Many cats do not like traveling. Here are some tips that will help your cat have a safe and calm time during the ride home. 

Keep your new cat in his carrier no matter how much he is crying—it is the ONLY safe way to transport your pet. Have an adult carry the cat in its carrier to your vehicle to eliminate “swinging” of the carrier. Use a seat belt or tether to secure the carrier in your car. 

Do not allow children to tease or excite the cat. Have them keep their hands and fingers to themselves! Never allow them to open the carrier to pet the cat. 

Do not leave the cat in the car unattended, even for a short stop to shop. Cats can over-heat very quickly. 

Keep the cat in the carrier until you are safely inside your home with the doors shut. Once home, the cat will need time and a quiet place to settle.
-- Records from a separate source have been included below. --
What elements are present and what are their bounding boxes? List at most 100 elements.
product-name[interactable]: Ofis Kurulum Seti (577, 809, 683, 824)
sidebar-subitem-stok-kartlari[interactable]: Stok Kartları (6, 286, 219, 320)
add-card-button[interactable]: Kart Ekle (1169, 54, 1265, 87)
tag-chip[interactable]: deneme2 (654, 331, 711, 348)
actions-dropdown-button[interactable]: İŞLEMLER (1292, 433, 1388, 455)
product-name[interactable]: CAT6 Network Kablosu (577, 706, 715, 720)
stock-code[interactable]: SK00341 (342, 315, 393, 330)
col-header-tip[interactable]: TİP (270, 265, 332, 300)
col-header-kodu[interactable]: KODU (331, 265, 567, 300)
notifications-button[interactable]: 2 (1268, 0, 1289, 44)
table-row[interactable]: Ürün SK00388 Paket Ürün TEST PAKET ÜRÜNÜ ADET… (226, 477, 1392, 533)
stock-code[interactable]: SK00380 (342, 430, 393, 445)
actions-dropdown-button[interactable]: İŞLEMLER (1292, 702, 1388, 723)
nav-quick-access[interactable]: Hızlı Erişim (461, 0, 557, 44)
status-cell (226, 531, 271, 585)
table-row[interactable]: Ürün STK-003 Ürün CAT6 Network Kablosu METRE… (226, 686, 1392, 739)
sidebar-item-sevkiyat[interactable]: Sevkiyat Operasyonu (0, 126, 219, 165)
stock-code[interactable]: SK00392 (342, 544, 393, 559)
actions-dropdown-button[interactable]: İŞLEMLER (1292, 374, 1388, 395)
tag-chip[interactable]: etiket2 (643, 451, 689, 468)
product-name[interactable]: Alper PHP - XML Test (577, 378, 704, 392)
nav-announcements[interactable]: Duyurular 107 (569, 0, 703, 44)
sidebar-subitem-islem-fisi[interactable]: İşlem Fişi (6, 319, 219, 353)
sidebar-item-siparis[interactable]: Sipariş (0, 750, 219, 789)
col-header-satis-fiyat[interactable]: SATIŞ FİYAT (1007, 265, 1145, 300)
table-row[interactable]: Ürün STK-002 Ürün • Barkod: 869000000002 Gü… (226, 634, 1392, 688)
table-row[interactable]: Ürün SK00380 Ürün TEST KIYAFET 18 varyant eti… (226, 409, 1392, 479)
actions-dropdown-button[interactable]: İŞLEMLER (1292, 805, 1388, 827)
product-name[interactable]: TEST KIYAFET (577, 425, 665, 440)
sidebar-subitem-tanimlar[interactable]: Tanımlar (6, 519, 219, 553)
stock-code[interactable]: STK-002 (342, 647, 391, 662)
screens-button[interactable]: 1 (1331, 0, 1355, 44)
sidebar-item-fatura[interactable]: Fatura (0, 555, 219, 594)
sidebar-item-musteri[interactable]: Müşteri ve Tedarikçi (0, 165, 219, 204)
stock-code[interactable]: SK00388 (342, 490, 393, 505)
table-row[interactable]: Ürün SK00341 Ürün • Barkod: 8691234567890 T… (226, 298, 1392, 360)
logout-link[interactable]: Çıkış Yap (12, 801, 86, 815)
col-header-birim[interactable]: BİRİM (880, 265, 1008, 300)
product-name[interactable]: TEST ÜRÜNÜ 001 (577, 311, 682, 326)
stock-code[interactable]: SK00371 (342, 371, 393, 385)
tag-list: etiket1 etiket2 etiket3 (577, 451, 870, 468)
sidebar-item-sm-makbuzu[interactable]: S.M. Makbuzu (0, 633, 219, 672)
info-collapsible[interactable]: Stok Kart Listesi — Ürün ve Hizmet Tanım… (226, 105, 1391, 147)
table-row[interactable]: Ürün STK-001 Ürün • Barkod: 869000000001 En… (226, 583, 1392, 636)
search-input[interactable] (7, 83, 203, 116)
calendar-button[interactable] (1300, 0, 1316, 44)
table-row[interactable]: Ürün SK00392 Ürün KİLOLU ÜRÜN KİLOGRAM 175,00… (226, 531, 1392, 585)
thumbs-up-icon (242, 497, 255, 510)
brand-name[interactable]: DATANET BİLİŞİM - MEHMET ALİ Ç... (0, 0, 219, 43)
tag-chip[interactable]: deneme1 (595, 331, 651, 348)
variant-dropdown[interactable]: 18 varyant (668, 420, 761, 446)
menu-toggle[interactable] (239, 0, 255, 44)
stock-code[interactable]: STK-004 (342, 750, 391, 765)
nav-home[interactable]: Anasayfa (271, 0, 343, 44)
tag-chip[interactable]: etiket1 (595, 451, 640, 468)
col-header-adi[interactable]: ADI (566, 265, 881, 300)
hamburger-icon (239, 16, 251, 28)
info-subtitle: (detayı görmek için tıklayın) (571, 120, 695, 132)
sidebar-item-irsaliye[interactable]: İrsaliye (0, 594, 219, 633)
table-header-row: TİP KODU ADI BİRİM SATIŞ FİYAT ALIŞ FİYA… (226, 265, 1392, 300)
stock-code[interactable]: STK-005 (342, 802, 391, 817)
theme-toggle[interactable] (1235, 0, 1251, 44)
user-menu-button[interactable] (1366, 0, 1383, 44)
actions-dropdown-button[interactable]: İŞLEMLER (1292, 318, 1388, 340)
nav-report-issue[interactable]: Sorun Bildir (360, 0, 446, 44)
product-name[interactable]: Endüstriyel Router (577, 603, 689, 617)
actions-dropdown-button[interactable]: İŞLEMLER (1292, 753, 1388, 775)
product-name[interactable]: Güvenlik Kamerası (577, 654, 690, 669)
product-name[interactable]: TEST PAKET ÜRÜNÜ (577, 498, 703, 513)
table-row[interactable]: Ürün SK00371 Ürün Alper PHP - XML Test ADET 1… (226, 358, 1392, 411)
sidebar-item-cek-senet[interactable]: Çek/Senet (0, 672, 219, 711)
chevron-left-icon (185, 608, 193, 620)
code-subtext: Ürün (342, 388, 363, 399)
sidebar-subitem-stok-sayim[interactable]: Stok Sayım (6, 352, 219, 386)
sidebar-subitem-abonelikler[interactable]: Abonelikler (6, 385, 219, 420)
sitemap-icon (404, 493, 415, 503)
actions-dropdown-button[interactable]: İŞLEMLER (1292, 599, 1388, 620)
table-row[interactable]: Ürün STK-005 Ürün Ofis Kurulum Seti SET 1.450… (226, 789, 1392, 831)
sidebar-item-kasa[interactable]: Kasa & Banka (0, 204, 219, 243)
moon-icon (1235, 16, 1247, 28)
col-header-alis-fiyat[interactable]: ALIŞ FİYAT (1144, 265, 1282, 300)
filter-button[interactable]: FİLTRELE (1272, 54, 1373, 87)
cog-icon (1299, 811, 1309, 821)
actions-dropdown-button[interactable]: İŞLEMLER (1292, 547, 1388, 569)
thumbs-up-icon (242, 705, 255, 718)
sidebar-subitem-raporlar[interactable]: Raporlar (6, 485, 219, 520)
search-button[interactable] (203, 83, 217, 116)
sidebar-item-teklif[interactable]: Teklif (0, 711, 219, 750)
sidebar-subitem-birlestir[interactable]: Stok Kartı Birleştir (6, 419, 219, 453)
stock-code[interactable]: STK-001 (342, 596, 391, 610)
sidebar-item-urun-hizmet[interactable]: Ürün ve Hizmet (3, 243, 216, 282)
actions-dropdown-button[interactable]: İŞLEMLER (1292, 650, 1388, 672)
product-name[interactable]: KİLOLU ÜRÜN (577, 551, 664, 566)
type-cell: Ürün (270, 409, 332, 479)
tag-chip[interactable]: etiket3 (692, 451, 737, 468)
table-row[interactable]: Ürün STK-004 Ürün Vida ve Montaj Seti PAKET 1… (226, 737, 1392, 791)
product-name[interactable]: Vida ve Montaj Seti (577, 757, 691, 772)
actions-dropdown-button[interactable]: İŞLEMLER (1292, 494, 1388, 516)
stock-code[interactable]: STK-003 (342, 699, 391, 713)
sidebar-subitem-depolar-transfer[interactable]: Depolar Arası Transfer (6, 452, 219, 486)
What to Expect While Settling In

Do not be alarmed if your new cat exhibits any of the following behaviors in the first few days. 

  • Not eating 
  • Exploring
  • Upset tummy, vomiting, loose stools 
  • Hiding (sometimes for days) 
  • Not using the litter box (See litter training) 

Things You Can Do to Help

Be calm, be patient. At first, keep your cat in a small room, such as the bathroom (make sure the toilet lid is down!), with the litter box at one end of the room and food and water and a bed at the other, to give him time to adjust. Gradually give your pet more freedom as he successfully goes back to and uses his litter box. Allow several weeks for your new pet to adjust. 

Never drag your new cat out of hiding. Use a lure such as food or a toy to encourage your cat to come out. Spend quiet time just sitting in the room to help the cat feel comfortable in your presence. 
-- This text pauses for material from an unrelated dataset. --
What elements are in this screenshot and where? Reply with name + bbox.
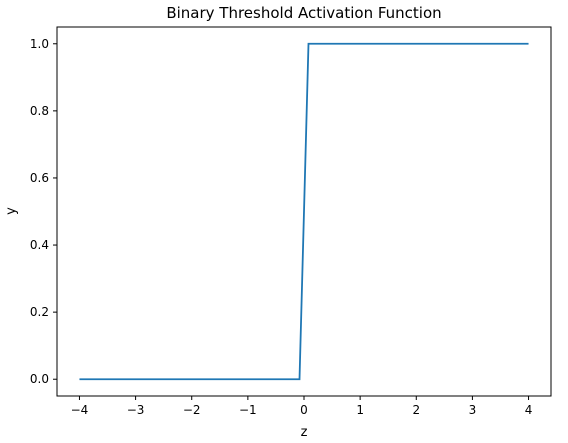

Keep your cat indoors. Check for open windows and loose screens, as a frightened cat could easily escape. It can take weeks or even months for your new cat to feel at home. 
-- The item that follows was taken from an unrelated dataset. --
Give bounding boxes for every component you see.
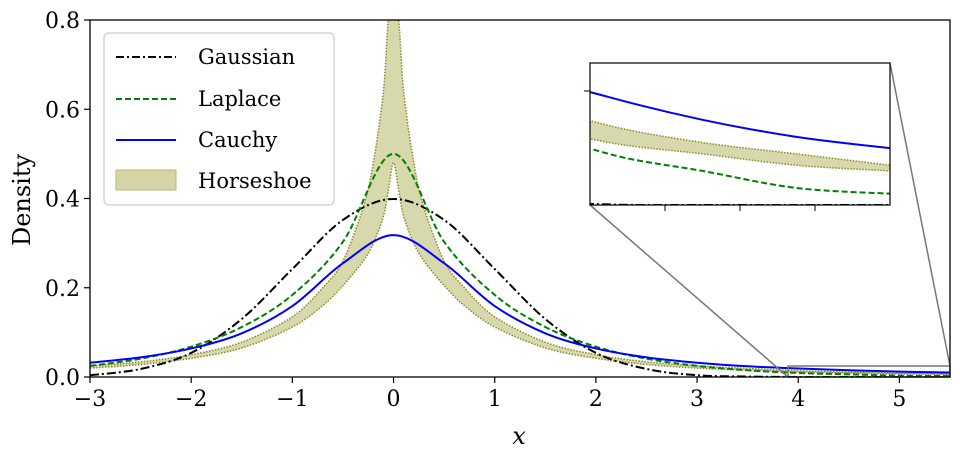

Initially, keep your new cat separated from other pets. (See introducing your new cat.) It is best not to introduce your kitten/cat to your home during very busy times such as birthdays and holidays. If you do, provide them with a quiet area away from the action and limit over-handling of the new cat. Cats get bored, so provide lots of fun toys, perches and social interactions with you to help your cat adjust. If you have a windowsill with a view of the yard, open the curtain or blinds so your cat can get a view of the world outside.

Provide plenty of fresh water and high quality food.